Dia mengatakan, para purnawirawan turut memberikan masukan tentang proposal AS menyangkut overflight blanket clearance. Mereka memiliki analisis dan pertimbangan baik yang akan dibahas dengan kementerian dan instansi terkait, termasuk DPR. Hingga saat ini, kata Rico, proposal tersebut masih bersifat letter of intent (LOI).

2. Sjafrie jelaskan rencana pemerintah ingin bangun 150 batalyon per tahun

Menteri Pertahanan Sjafrie Sjamsoeddin ketika ikut menjadi pembicara di acara retret Ketua DPRD seluruh Indonesia di Akademi Militer, Magelang. (Dokumentasi Lemhanas RI)

Rico mengatakan, topik lain yang juga disinggung oleh Sjafrie dalam reuni bersama para purnawirawan pejabat tinggi TNI itu tentang rencana pembangunan 150 batalyon teritorial pembangunan (BTP) setiap tahunnya. Apalagi, Presiden Prabowo Subianto mengatakan, jumlah BTP setara dengan kabupaten di seluruh wilayah Indonesia, yakni 514.

"Itu termasuk bagian yang dijelaskan oleh Bapak Menhan dan Bapak Panglima TNI tentang pembangunan kekuatan TNI ke depannya. Rencananya setiap tahun akan dibangun 150 batalyon teritorial pembangunan (BTP)," kata dia.

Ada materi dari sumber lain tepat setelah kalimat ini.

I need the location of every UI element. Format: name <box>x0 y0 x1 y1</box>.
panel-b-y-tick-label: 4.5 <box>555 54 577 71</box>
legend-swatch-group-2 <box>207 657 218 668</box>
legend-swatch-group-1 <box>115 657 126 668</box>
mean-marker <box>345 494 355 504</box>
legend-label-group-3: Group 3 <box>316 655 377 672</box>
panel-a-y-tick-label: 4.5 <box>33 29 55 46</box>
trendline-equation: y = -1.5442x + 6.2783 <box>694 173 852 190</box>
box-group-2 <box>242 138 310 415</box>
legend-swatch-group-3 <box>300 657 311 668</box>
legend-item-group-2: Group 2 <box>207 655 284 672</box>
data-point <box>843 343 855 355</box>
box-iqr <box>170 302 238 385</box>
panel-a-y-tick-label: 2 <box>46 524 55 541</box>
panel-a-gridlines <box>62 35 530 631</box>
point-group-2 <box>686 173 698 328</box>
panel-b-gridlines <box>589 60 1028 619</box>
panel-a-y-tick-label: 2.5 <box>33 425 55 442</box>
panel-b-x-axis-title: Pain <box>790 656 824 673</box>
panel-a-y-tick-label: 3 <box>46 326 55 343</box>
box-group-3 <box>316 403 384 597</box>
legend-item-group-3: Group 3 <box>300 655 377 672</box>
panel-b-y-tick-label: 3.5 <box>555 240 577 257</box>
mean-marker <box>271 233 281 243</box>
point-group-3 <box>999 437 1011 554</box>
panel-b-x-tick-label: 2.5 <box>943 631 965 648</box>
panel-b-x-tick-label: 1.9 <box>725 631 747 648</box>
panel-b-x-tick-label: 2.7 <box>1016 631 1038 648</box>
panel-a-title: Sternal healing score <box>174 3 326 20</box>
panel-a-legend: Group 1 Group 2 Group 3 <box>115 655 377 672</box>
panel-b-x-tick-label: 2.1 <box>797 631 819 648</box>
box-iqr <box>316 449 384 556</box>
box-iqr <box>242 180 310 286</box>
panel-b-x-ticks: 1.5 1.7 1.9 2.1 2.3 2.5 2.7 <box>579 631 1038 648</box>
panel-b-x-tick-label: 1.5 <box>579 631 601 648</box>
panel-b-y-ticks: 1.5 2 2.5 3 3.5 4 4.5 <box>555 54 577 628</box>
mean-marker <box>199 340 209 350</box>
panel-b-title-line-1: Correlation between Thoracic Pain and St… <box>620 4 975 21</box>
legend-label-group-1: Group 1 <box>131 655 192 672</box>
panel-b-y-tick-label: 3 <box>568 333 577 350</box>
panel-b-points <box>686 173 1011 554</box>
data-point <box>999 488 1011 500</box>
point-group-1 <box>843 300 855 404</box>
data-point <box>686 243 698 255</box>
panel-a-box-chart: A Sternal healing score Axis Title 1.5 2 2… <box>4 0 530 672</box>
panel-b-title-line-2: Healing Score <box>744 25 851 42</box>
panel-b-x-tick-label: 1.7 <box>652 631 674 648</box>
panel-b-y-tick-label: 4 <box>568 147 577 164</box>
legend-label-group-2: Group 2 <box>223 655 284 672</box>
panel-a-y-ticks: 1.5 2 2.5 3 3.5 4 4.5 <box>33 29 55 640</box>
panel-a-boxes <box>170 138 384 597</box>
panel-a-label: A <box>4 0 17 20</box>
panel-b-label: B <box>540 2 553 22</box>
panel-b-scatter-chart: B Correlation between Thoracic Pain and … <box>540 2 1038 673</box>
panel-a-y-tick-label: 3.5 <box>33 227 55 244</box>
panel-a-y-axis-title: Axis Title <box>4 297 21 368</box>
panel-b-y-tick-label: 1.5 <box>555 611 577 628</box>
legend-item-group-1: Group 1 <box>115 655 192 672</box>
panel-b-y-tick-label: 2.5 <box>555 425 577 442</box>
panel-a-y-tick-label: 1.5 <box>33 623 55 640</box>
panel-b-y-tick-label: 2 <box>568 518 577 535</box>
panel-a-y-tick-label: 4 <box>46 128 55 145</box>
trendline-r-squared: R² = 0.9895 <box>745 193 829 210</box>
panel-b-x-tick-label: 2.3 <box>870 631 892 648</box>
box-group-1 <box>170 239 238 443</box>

Ketika ditanyakan apakah ada penolakan dari purnawirawan pejabat tinggi usai dijelaskan Sjafrie, Rico menyebut sebagian besar informasi yang disampaikan ditanggapi positif.

"Sebagian besar mendapatkan respons yang positif setelah mendapatkan penjelasan dari Bapak Menhan atau Bapak Panglima TNI kaitannya dengan pengembangan kekuatan ke depan. Akhirnya para purnawirawan ikut mengetahui perkembangannya setelah beliau tak lagi berada di jajaran TNI atau Kementerian Pertahanan," ujar dia.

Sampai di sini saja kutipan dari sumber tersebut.